The winner of Sheffield Soup goes home with the door takings, which range between £500 and £800. On the night, the four contestants get four minutes to talk about their idea. The audience decides the winner.
The finalists are: Cycling Without Age, by Clare Rishbeth, which will use three-wheel rickshaws to give care home residents a ride around nearby parks. The aim is to provide a time of ‘social connection, contact with nature, the stimulation of being out and about, and an experience to talk about for the rest of the week’.
Mark Wrigley’s Sheffield Micro-Observatory is a plan for a portable observatory with a telescope that can be taken to events around Sheffield.
The aim is to use it to ‘engage people in space, digital fabrication and making. We especially want to engage and influence young people from all communities and socio-economic groups in science and technology and build their career aspirations’.
Gina Walters is behind the Neighbourhood Voices choir. She wants to produce an EP record at a Sheffield recording studio and film and photograph the session.
She said: “Documenting what these women have achieved with me over the last year will be such a huge step for us as a choir whilst giving members an exciting musical experience and something shareable that they can be incredibly proud to share.”
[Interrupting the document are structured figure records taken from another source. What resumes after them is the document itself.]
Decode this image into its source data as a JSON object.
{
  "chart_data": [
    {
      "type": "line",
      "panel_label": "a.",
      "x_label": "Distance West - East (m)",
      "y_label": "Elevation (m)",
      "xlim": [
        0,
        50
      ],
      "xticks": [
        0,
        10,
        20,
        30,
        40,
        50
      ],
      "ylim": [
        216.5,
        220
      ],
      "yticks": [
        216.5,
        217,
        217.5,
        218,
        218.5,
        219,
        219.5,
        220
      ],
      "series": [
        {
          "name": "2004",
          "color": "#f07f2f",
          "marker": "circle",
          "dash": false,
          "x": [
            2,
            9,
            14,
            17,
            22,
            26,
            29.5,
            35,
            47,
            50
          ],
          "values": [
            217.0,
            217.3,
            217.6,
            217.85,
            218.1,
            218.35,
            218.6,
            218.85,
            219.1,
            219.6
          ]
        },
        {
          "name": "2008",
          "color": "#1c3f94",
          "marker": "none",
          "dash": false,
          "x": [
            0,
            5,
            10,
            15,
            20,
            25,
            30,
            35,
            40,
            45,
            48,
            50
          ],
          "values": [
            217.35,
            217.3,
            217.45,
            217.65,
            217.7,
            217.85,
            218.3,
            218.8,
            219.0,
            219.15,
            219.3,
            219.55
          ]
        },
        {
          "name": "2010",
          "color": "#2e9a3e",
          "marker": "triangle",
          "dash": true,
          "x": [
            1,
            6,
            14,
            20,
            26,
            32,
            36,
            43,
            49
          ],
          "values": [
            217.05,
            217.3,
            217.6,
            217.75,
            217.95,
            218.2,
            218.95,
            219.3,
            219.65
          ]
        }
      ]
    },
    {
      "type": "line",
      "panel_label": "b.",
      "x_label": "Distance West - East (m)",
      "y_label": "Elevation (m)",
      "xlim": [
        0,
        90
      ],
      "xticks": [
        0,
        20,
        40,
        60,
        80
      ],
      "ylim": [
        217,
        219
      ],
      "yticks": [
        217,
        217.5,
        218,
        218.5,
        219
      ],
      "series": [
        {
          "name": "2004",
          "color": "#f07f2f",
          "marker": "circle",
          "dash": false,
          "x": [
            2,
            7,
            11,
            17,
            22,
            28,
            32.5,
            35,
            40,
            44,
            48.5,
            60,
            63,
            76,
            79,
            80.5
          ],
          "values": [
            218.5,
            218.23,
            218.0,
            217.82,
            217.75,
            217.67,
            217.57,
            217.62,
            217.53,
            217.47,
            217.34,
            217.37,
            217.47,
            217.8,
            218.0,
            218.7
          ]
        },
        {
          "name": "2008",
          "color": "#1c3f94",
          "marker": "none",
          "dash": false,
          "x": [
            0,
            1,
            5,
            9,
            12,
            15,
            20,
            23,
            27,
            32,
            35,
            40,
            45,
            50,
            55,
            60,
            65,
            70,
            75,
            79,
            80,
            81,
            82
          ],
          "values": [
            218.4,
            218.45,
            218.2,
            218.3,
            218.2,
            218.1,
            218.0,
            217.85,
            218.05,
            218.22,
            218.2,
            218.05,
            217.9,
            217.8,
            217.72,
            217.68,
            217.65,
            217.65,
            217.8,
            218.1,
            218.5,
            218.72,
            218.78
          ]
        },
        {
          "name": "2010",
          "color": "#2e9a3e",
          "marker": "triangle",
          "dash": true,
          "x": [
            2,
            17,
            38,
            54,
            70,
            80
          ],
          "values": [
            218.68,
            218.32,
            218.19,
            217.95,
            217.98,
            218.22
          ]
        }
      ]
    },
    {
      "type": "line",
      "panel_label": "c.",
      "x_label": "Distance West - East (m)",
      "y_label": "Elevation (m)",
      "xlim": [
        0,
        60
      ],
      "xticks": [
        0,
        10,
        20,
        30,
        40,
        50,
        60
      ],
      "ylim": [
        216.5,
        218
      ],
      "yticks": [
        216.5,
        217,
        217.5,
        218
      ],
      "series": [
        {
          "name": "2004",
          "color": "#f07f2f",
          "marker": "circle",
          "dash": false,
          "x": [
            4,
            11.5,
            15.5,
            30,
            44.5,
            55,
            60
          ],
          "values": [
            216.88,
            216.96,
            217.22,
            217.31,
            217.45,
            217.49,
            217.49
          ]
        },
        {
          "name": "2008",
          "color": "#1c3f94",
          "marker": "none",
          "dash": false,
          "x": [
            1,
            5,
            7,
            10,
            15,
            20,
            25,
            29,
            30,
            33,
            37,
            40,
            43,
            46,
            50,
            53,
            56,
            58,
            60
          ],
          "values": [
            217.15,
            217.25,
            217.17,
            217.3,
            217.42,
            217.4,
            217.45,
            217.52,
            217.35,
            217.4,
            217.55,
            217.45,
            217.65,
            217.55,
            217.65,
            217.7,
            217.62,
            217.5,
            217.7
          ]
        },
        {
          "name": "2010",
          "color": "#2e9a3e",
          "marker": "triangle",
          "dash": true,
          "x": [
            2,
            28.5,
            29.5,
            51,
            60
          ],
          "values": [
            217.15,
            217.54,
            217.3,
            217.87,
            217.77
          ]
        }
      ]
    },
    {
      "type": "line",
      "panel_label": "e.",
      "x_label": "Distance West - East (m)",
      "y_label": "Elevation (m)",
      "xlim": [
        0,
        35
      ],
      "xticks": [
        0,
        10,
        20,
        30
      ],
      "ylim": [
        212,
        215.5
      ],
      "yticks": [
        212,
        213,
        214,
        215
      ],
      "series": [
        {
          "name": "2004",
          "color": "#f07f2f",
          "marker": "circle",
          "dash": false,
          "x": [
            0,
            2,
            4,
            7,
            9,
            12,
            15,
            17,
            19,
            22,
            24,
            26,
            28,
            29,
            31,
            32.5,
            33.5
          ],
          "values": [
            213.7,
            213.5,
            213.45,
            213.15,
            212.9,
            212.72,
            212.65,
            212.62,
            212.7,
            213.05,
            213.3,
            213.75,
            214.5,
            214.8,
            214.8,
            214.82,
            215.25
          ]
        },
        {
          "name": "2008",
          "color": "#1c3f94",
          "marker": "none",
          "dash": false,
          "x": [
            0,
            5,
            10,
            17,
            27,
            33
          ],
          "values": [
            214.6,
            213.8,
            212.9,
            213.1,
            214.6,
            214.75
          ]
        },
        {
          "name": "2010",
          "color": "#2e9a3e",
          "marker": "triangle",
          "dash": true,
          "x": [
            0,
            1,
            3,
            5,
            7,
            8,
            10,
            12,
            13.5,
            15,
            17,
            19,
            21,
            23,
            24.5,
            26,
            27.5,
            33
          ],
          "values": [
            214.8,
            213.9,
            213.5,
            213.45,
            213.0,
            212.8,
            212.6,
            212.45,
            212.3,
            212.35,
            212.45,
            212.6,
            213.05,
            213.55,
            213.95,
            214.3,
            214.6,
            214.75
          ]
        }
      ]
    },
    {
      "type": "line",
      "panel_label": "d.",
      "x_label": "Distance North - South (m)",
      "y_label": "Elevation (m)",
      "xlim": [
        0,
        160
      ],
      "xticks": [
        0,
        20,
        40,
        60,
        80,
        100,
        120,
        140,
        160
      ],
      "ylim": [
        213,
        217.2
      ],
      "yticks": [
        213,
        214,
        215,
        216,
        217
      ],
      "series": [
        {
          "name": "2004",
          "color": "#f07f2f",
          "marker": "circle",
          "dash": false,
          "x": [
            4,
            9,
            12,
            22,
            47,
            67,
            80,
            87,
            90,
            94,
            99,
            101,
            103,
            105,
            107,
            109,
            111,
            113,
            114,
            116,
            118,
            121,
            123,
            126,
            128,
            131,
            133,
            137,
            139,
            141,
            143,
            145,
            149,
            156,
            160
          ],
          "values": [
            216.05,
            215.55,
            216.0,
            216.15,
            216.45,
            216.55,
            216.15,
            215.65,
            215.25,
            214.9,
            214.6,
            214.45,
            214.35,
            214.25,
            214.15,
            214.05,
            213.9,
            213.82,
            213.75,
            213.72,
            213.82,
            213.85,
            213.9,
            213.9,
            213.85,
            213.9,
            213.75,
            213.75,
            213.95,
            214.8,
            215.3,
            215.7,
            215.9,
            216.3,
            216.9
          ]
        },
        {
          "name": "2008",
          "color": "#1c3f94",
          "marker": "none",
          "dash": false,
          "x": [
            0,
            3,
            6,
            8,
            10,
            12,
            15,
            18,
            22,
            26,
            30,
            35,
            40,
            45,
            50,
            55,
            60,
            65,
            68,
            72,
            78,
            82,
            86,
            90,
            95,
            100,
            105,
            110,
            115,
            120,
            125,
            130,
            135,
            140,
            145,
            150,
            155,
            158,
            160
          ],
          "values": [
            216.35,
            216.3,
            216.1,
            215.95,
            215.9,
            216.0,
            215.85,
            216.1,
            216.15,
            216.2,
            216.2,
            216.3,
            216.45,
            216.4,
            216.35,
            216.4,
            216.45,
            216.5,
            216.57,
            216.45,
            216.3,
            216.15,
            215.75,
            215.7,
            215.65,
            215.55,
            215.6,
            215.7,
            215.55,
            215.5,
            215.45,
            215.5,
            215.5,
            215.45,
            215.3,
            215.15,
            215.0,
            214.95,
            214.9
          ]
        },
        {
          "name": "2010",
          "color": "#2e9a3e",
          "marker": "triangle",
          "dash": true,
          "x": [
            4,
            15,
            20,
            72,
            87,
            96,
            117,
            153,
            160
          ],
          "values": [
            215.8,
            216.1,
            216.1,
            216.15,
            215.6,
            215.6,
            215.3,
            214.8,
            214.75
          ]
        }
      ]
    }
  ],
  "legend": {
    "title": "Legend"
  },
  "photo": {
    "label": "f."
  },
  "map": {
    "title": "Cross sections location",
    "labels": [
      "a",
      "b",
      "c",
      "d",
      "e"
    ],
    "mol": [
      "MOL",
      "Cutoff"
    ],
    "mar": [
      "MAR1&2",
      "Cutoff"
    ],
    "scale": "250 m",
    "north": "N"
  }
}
It’s Our City, promoted by Nigel Slack, aims to change the way Sheffield is governed by overturning the ‘strong leader’ model which sees a cabinet make most big city council decisions. If five per cent of Sheffield voters sign a petition, a city-wide referendum will be triggered on democracy.
Set up in 2015, Sheffield Soup has been held 13 times.
It will now be staged in the Crucible four times a year, plus three social events.
The first contest is on October 8. It’s a minimum donation of £5 entry for a vote, free raffle and home made soup.